Re: [greenstone-users] encoding again

From John R. McPherson
DateFri, 17 Mar 2006 07:30:44 +1300
Subject Re: [greenstone-users] encoding again
In-Reply-To (44196A09-2070209-gmx-net)
On Thu, Mar 16, 2006 at 02:37:13PM +0100, jens wille wrote:
> hi stefan!
> Stefan Boddie [16.03.2006 14:17]:
> > Richard's suggestion is maybe not as mad as it sounds.
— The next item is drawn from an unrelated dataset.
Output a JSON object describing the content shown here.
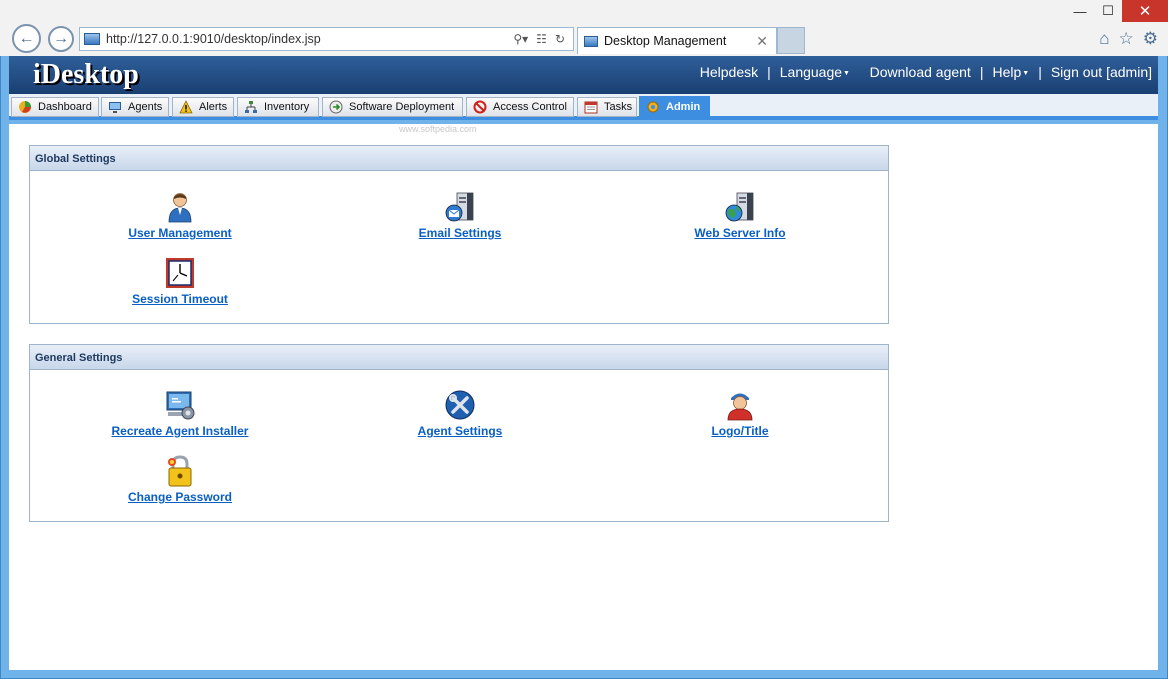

We've had
> > occasional problems with the XML Parser module in perl, where
> > older versions work ok but newer ones mess up the encoding (by
> > appearing to encode to UTF-8 twice, turning two-byte characters
> > into four-byte characters and so on).
> well, ok, might be ;-) i just was a bit irritated by such a
> suggestion - downgrading perl, hm...

If you are using the XML::Parser module that came with greenstone,
then you could try removing it and installing the version that comes
with your linux distribution.
The problem I've noticed with perl5.8 seems to be that
perl 5.8 has much better unicode support, but for backwards compatibility
assumes that input/output streams are in iso-8859-1/Latin and converts
it (!). "use encoding ':utf8'" is supposed to fix that, but doesn't work
with perl5.6.

> in an earlier test i printed out the values of $value in
> doc::add_utf8_metadata() before and after unicode::ensure_utf8()
> which got me (e.g.):
> €ckeburg / bückeburg
> bückeburg / €203¼ckeburg

Right, well that sounds like a bug in the ensure_utf8() function then.
Which version of greenstone are you using? Perhaps you could email me
a sample input document that causes this.